Rajamaatha Sivagami from Baahubali
This character just like its name has got power in it. The role demanded such strong performance and adherence to Feminism which was poetically portrayed by Ramya Krishnan. The movie is set during the times when Kings ruled us. Back then women or even queens were never respected. But, this movie has many instances of Feminism in it and one such characterization is played by Ramya. Appreciation to the filmmakers for creating the storyline around Rajamatha. She single-handedly brought up her two sons, ruled a kingdom in a man’s world. She proved through this role that a woman can do anything and everything a man does!
Neelambari from Padayappa
Neeelambari is probably one of the best roles of Ramya in her career.

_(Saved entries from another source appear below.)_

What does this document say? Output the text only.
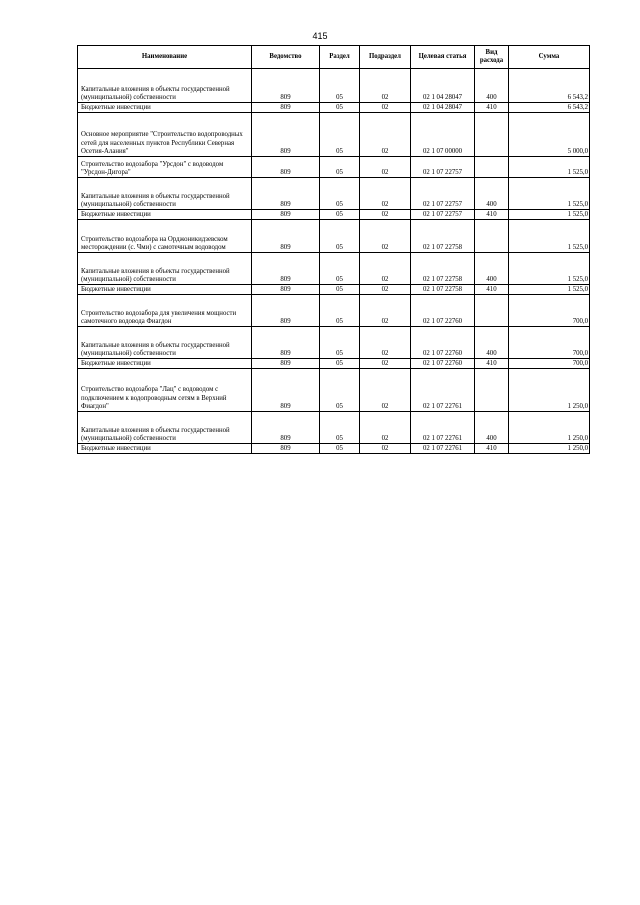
415
Наименование	Ведомство	Раздел	Подраздел	Целевая статья	Вид расхода	Сумма
Капитальные вложения в объекты государственной (муниципальной) собственности	809	05	02	02 1 04 28047	400	6 543,2
Бюджетные инвестиции	809	05	02	02 1 04 28047	410	6 543,2
Основное мероприятие "Строительство водопроводных сетей для населенных пунктов Республики Северная Осетия-Алания"	809	05	02	02 1 07 00000		5 000,0
Строительство водозабора "Урсдон" с водоводом "Урсдон-Дигора"	809	05	02	02 1 07 22757		1 525,0
Капитальные вложения в объекты государственной (муниципальной) собственности	809	05	02	02 1 07 22757	400	1 525,0
Бюджетные инвестиции	809	05	02	02 1 07 22757	410	1 525,0
Строительство водозабора на Орджоникидзевском месторождении (с. Чми) с самотечным водоводом	809	05	02	02 1 07 22758		1 525,0
Капитальные вложения в объекты государственной (муниципальной) собственности	809	05	02	02 1 07 22758	400	1 525,0
Бюджетные инвестиции	809	05	02	02 1 07 22758	410	1 525,0
Строительство водозабора для увеличения мощности самотечного водовода Фиагдон	809	05	02	02 1 07 22760		700,0
Капитальные вложения в объекты государственной (муниципальной) собственности	809	05	02	02 1 07 22760	400	700,0
Бюджетные инвестиции	809	05	02	02 1 07 22760	410	700,0
Строительство водозабора "Лац" с водоводом с подключением к водопроводным сетям в Верхний Фиагдон"	809	05	02	02 1 07 22761		1 250,0
Капитальные вложения в объекты государственной (муниципальной) собственности	809	05	02	02 1 07 22761	400	1 250,0
Бюджетные инвестиции	809	05	02	02 1 07 22761	410	1 250,0
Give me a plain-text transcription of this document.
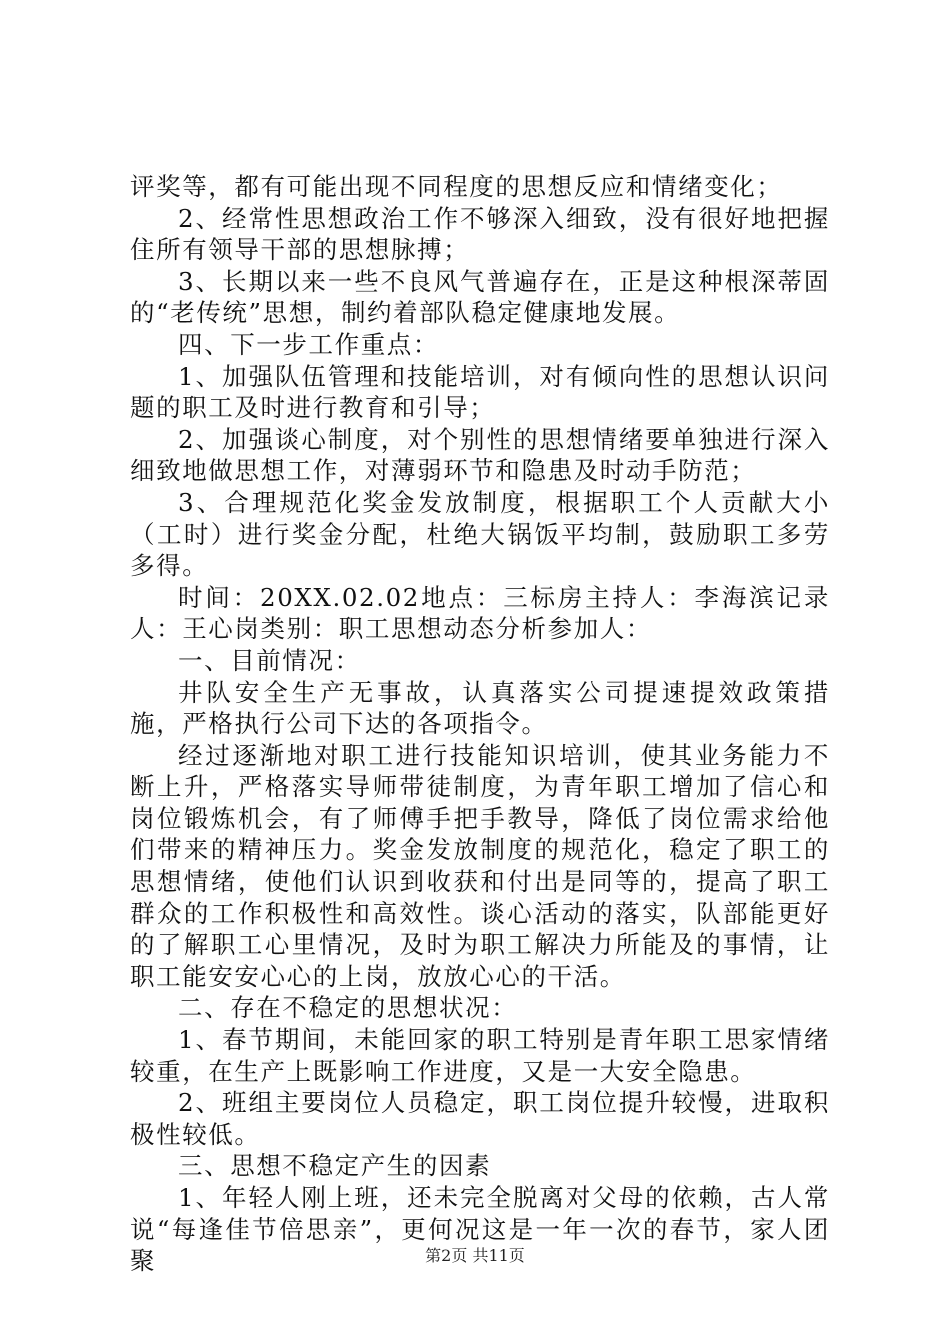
评奖等，都有可能出现不同程度的思想反应和情绪变化；

2、经常性思想政治工作不够深入细致，没有很好地把握住所有领导干部的思想脉搏；

3、长期以来一些不良风气普遍存在，正是这种根深蒂固的“老传统”思想，制约着部队稳定健康地发展。

四、下一步工作重点：

1、加强队伍管理和技能培训，对有倾向性的思想认识问题的职工及时进行教育和引导；

2、加强谈心制度，对个别性的思想情绪要单独进行深入细致地做思想工作，对薄弱环节和隐患及时动手防范；

3、合理规范化奖金发放制度，根据职工个人贡献大小（工时）进行奖金分配，杜绝大锅饭平均制，鼓励职工多劳多得。

时间：20XX.02.02地点：三标房主持人：李海滨记录人：王心岗类别：职工思想动态分析参加人：

一、目前情况：

井队安全生产无事故，认真落实公司提速提效政策措施，严格执行公司下达的各项指令。

经过逐渐地对职工进行技能知识培训，使其业务能力不断上升，严格落实导师带徒制度，为青年职工增加了信心和岗位锻炼机会，有了师傅手把手教导，降低了岗位需求给他们带来的精神压力。奖金发放制度的规范化，稳定了职工的思想情绪，使他们认识到收获和付出是同等的，提高了职工群众的工作积极性和高效性。谈心活动的落实，队部能更好的了解职工心里情况，及时为职工解决力所能及的事情，让职工能安安心心的上岗，放放心心的干活。

二、存在不稳定的思想状况：

1、春节期间，未能回家的职工特别是青年职工思家情绪较重，在生产上既影响工作进度，又是一大安全隐患。

2、班组主要岗位人员稳定，职工岗位提升较慢，进取积极性较低。

三、思想不稳定产生的因素

1、年轻人刚上班，还未完全脱离对父母的依赖，古人常说“每逢佳节倍思亲”，更何况这是一年一次的春节，家人团聚	第2页 共11页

This Antagonist not just gave a hard time for the lead and his family in the movie but also questioned, took a strong stand against Patriarchy. One of the famous societal myths broken by this character is that arrogance and self-sustaining are not associated with women. The fact that she could superiorly win against 100 men and stayed stubborn against the societal pressure of marriage, Neelambari won our hearts by breaking all the stereotypes set by society and patriarchy for women.
Leela from Super Deluxe
Leela is a loving mother of her son who has acted in certain adult movies during her young age. Years of patriarchial training to society, this characterization for a mother does seem to put us off. As per misogynistic terms, a mother has a pre-defined set of rules and duties she needs to abide but this role beautifully ripped such notions. The dialogue between Leela and her son about her acting in such movies gave us chills not just for dialogues but the spectacular performance by Ramya Krishnan.
Maggie from Panchatantiram
Maggie is a modern-smart thief who gets what she wants. The movie broke the stereotype of a woman needing to step back and sacrifice for the sake of her family. Even though the thief role demanded the character to be needy, the subtle references in dialogues and portrayal by Ramya make society take notes on how a woman can also be, and putting herself before others don’t make her any less of a woman.